Surtout, surtout, ne me demandez pas de quoi ça parle !
D'abord je ne suis pas sûr de pouvoir vous répondre, et puis de toute façon, comme le rappelle très justement l'étonnant Mohamed Mbougar Sarr dès le début de son livre, "cette question incarne le Mal en littérature".
Il ajoute même un peu plus loin - et je vais m'empresser de suivre ce bon conseil - : "n'essaie jamais de dire de quoi parle un grand livre. Ou, si tu le fais, voici la seule réponse possible : rien. Un grand livre ne parle jamais que de rien, et pourtant, tout y est. Ne retombe plus jamais dans le piège de vouloir dire de quoi parle un livre dont tu sens qu'il est grand."

Ainsi donc La plus secrète mémoire des hommes ne parle de rien.
Mais alors un rien superbe, un néant remarquable, un vide incroyablement plein. L'histoire, en très bref, d'un génial écrivain-fantôme nommé T.C. Elimane, natif du Sénégal et auteur d'un chef d'oeuvre unique, inclassable et controversé : le Labyrinthe de l'inhumain. Depuis sa parution en 1938, ce livre maudit enflamme les esprits de tous les amoureux de Littérature. La vraie, la grande, celle qui nourrit en profondeur et produit les oeuvres essentielles dont on ressort grandis, les textes qui appauvrissent en ce sens qu'ils "ôtent de nous le superflu" ("de leur lecture, on sort toujours dénué : enrichi, mais enrichi par soustraction").

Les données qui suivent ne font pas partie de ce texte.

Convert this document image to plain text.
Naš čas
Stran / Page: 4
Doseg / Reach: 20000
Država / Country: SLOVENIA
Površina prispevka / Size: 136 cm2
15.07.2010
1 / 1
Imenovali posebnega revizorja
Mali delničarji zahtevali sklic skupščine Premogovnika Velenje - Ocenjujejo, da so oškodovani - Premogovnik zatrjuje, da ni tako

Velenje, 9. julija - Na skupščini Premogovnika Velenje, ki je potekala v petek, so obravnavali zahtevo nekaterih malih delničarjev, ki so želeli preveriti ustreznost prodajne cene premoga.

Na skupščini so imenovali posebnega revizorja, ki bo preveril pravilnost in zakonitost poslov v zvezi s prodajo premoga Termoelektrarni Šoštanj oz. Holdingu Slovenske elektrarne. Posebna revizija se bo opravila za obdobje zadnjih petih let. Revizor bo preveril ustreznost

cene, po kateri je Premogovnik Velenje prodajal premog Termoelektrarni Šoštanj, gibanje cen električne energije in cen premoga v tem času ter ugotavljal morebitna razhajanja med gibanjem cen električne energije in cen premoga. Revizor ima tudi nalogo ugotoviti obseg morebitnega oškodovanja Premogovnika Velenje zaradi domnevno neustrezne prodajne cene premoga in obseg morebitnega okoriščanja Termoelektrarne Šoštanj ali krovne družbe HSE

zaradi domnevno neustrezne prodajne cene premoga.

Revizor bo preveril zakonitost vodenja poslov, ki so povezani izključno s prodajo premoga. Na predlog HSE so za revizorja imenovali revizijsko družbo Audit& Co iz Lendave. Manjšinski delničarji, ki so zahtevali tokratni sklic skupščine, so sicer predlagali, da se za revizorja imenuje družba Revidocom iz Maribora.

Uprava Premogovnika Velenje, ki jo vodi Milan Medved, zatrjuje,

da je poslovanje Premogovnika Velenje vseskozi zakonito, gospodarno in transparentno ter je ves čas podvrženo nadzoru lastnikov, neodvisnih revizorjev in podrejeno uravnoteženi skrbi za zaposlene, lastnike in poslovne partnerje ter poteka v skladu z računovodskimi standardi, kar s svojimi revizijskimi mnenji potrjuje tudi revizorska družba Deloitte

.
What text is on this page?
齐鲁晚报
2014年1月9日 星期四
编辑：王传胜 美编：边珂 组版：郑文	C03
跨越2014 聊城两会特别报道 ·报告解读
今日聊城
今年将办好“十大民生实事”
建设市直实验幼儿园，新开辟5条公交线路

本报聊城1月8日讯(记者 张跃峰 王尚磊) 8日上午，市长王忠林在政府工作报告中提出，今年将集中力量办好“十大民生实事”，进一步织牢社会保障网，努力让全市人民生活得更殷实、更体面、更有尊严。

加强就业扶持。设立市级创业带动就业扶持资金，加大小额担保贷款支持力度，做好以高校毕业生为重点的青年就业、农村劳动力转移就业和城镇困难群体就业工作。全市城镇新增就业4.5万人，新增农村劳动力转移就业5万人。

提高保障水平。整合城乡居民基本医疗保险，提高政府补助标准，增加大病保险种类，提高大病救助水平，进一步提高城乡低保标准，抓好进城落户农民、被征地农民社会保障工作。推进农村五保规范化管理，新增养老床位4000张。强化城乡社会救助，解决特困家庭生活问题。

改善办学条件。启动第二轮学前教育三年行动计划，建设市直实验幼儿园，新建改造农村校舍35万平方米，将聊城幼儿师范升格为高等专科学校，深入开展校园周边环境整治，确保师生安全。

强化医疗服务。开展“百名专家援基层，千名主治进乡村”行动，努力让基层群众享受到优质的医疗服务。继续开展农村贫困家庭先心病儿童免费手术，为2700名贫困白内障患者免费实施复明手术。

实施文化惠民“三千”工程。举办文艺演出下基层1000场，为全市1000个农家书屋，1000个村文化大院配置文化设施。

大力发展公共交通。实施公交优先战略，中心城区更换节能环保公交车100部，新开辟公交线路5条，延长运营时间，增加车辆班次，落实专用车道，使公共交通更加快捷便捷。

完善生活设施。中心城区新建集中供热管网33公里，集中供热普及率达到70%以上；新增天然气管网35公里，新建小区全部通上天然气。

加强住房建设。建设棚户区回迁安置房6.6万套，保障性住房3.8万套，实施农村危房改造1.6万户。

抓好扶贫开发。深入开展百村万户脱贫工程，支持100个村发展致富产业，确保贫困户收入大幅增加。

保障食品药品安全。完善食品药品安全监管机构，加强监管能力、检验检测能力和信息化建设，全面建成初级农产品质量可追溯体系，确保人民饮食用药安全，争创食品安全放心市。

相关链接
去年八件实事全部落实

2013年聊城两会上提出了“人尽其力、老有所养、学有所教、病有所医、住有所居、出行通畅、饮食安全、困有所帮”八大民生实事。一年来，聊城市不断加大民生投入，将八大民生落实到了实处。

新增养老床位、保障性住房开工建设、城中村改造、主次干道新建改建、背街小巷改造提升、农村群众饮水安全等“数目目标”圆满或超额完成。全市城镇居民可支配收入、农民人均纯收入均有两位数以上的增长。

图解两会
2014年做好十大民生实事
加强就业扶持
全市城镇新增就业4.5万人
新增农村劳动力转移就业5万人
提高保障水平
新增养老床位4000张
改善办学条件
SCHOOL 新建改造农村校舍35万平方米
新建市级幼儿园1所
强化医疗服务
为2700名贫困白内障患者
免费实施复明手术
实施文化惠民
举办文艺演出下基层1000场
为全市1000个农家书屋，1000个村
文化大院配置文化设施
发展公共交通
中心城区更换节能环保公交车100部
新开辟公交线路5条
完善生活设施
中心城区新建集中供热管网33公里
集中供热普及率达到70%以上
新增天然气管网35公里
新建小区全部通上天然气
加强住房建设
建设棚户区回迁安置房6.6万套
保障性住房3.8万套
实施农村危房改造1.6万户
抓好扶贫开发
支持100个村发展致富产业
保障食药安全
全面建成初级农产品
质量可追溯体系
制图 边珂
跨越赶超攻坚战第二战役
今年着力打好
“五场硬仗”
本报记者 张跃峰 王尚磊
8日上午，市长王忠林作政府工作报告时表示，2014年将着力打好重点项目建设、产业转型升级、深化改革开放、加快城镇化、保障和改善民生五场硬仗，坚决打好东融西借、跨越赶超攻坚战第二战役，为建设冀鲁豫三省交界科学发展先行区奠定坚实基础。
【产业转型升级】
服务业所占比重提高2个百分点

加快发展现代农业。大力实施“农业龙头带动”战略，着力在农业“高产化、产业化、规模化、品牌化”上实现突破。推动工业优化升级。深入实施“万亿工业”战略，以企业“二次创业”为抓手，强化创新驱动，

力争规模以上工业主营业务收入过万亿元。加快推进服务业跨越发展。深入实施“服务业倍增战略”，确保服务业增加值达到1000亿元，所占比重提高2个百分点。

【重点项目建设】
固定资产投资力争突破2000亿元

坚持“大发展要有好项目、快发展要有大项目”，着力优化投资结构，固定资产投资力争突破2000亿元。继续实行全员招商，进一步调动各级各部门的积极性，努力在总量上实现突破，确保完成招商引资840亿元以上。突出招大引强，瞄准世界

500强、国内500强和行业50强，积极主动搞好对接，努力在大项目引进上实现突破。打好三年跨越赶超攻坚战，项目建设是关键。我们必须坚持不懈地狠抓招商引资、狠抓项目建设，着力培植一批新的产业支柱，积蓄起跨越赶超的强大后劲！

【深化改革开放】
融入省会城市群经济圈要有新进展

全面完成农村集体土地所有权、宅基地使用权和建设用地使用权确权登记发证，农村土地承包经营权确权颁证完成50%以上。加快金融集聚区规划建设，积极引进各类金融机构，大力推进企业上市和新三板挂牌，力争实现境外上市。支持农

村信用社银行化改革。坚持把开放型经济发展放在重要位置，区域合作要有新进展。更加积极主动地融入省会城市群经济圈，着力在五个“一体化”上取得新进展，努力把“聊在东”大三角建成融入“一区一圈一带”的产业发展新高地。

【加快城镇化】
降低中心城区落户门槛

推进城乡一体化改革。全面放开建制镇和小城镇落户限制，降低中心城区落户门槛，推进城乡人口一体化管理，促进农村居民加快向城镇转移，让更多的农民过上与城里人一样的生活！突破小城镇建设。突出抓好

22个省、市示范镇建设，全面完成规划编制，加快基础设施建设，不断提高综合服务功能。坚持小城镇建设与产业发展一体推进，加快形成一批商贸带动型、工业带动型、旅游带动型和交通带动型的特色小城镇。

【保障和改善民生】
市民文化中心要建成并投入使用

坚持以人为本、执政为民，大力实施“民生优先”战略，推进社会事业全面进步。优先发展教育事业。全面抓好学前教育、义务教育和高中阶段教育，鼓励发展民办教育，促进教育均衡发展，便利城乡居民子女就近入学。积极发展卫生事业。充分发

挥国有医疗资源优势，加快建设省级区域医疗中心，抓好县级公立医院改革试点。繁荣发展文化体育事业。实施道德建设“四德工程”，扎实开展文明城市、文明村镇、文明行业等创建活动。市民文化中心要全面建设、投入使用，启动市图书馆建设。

Qui fut donc cet insaisissable Elimane, ce « Rimbaud nègre » de plus en plus mystérieux à mesure que s'enchainent les témoignages de ceux qui l'ont rencontré ? Où et pourquoi a-t-il disparu ? Faut-il le qualifier de génie absolu ou de misérable faussaire ? Est-il vrai qu'"être un grand écrivain n'est peut-être rien de plus que l'art de savoir dissimuler ses plagiats et références" ? À quoi reconnaît-on une véritable prouesse artistique, et quelle peut être l'ampleur de son impact sur nos vies ? Parle-t-on encore aujourd'hui d'écriture, ou seulement d'identité ? "Du style ou des écrans médiatiques qui dispensent d'en avoir un ? de la création littéraire ou du sensationnalisme de la personnalité ?"
Autant de questions qui, sous la plume terriblement affûtée de Mohamed Mbougar Sarr, s'entremêlent en une ébouriffante mise en abyme.

Avec sa composition déstructurée, ses trois livres segmentés en sept sous-parties et quatre biographèmes (attention, première alerte "mot compliqué" !), avec sa chronologie morcelée et ses narrateurs multiples s'exprimant tous à la première personne du singulier, voilà sans conteste un roman qui sort de l'ordinaire !
Ajoutez à cela une écriture très travaillée (où certains, paraît-il, ont vu un exercice de style vain et sans chair trahissant une forme de pédantisme...) et assaisonnez le tout d'un festival de vocables oubliés (*) que même mon correcteur orthographique a bien du mal à identifier et vous obtenez - en plus d'une probable tendinite en cas d'utilisation compulsive d'un trop volumineux dictionnaire - un texte étourdissant, un dédale de virtuosité et d'érudition, une recherche de Littérature qui confine à la quête mystique, bref un Goncourt en puissance.
Un Goncourt qui m'a plu (je sais, c'est mal), un livre labyrinthique et un peu bavard, certes, mais dans lequel je me suis perdu avec délice.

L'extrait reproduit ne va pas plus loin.